What Exactly Has Gone Awry at Zipcar – Is the UK Vehicle-Sharing Market Dead?
The community kitchen in Rotherhithe has provided hundreds of cooked meals each week for two years to elderly residents and vulnerable locals in south London. Yet, the group's plans have been thrown into disarray by the news that they will not have access to New Year’s Day.
The group had relied on Zipcar, the app-based vehicle rental service that customers to access its fleet of vehicles via smartphone. It sent shockwaves through the capital when it said it would shut down its UK business from 1 January.
This means many helpers cannot pick up supplies from a major food charity, which gathers excess produce from grocery stores, cafes and restaurants. Obvious alternatives are further away, costlier, or do not offer the same convenient access.
“It’s going to be affected massively,” stated Vimal Pandya, the community kitchen’s founder. “Personally me and my team are worried about the operational hurdle we will face. Many groups like ours are going to struggle.”
“Faced with this reality, they are all worried and thinking: ‘How are we going to carry on?”
A Significant Setback for Urban Car-Sharing
The community kitchen’s drivers are part of more than half a million people in London registered as car club members, now potentially left without convenient access to vehicles, avoiding the burden and cost of ownership. Most of those members were likely with Zipcar, which had a near-monopoly position in the city.
The planned closure, pending consultation with staff, is a serious setback to hopes that vehicle clubs in cities could cut the need for private vehicle ownership. However, some analysts have noted that Zipcar’s departure need not mean the demise for the concept in Britain.
The Potential of Car Sharing
Shared vehicle use is valued by many urbanists and environmentalists as a way of reducing the ills linked to vehicle ownership. Most cars sit idle on the street for 95% of the time, occupying parking. They also involve large carbon emissions to produce, and people who do not own cars tend to walk, cycle and take transit more. That helps urban areas – reducing congestion and pollution – and boosts public health through more exercise.
What Went Wrong?
The company started in 2000 before being bought by the US car rental group Avis Budget in 2013. Zipcar’s UK income were minimal compared with its owner's overall annual revenue, and a loss that grew to £11.7m in 2024 gave no reason to continue.
Avis Budget has said the closure is part of a “wider restructuring across our global operations, where we are taking targeted actions to simplify processes, improve returns”.
Its latest financial reports said revenues had fallen as drivers took less frequent, shorter trips. “These changes reflect the ongoing impact of the cost-of-living crisis, which continues to suppress demand for discretionary spending,” it said.
London's Unique Challenges
However, several experts noted that London has particular issues that made it difficult for the company and its rivals to succeed.
- Patchwork Policies: Across 33 boroughs, car-club operators face a mosaic of varying processes and costs that made it harder.
- New Costs: The closure comes as electric cars start paying London’s congestion charge, adding unavoidable costs.
- Parking Permit Disparity: Residents in some boroughs pay just £63 for a annual electric car parking permit. A floating car club would pay over £1,100 annually, creating a significant barrier.
“We should literally be charged one-twentieth of a private parking cost,” argued Robert Schopen of Co Wheels. “We remove vehicles. We’re putting less polluting cars in their place.”
Lessons from Abroad
Other European countries offer models for London to follow.
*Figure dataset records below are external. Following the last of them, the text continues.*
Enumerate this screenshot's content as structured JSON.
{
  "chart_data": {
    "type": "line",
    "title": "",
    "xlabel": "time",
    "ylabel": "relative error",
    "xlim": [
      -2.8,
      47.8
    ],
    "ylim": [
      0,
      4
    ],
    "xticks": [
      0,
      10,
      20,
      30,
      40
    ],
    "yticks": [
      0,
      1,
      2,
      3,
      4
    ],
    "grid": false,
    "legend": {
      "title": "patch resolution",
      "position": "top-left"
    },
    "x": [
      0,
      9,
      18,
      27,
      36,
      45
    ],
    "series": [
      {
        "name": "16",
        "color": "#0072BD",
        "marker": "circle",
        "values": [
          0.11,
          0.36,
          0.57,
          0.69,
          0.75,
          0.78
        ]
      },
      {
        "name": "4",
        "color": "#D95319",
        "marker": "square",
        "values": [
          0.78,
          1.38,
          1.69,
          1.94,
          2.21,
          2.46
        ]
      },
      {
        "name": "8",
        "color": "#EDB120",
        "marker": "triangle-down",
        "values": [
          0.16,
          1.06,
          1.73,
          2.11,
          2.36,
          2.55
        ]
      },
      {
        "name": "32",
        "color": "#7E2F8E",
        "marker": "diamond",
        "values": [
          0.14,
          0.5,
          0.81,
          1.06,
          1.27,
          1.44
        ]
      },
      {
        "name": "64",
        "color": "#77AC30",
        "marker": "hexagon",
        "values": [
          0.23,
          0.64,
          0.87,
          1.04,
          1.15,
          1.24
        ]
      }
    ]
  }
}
Germany enacted national shared mobility laws in 2017, providing a unified system for parking, support and exemptions. Now, the country has 5.4 shared cars per 10,000 people, while France has 2.1 and Belgium has 6.3. The UK lags behind at 0.7.
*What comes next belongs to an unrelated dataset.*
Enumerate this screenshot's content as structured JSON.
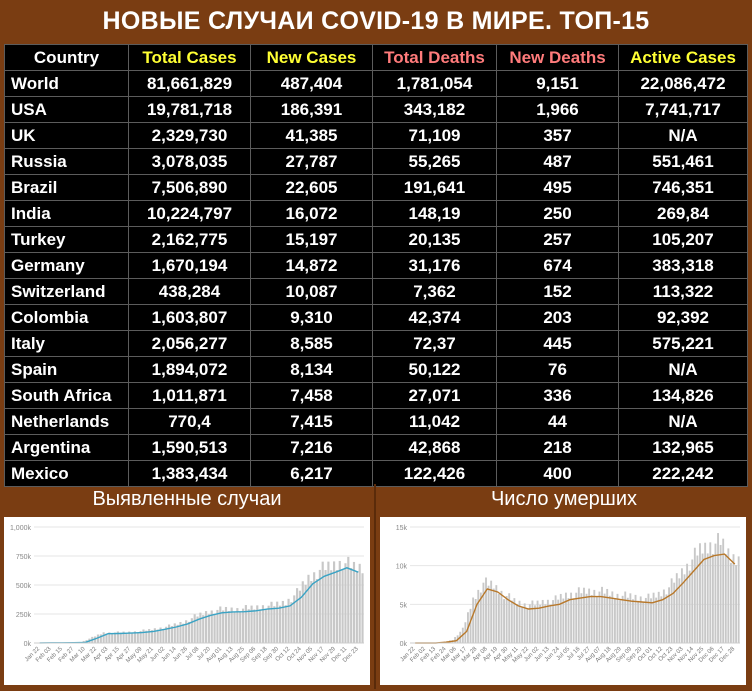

“The evidence shows is that shared mobility around the world, especially in Europe, is growing,” commented Bharath Devanathan of Invers.
Devanathan said authorities should start to treat car sharing as a form of public transport, and link it with train and bus stations. He added that a potential operator was looking at entering the London market: “Operators will fill this gap.”
What Comes Next?
Other players can roughly be divided into two camps:
- Fleet Operators: Which own or lease their own cars. Examples Denmark’s GreenMobility, France’s Free2Move, and Germany’s Miles Mobility.
- Person-to-Person Rentals: Which allow users to hire out their own vehicles via an app – similar to Airbnb for cars. Players include Britain’s Hiyacar and the US’s Getaround and Turo.
Turo, a US-headquartered peer-to-peer platform, is assessing the UK gap. Rory Brimmer, its UK head, said there was a “significant chance” to win more users. “A space exists that is going to need to be filled, because London still needs to move,” Brimmer said.
However, it could take a while for other players to establish themselves. For now, more people may feel forced to buy cars, and many across London will be without a convenient option.
For the volunteers in Rotherhithe, the coming weeks will be a rush to find a way. The logistical challenge caused by Zipcar’s exit underscores the wider implications of its departure on vital services and the future of car-sharing in the UK.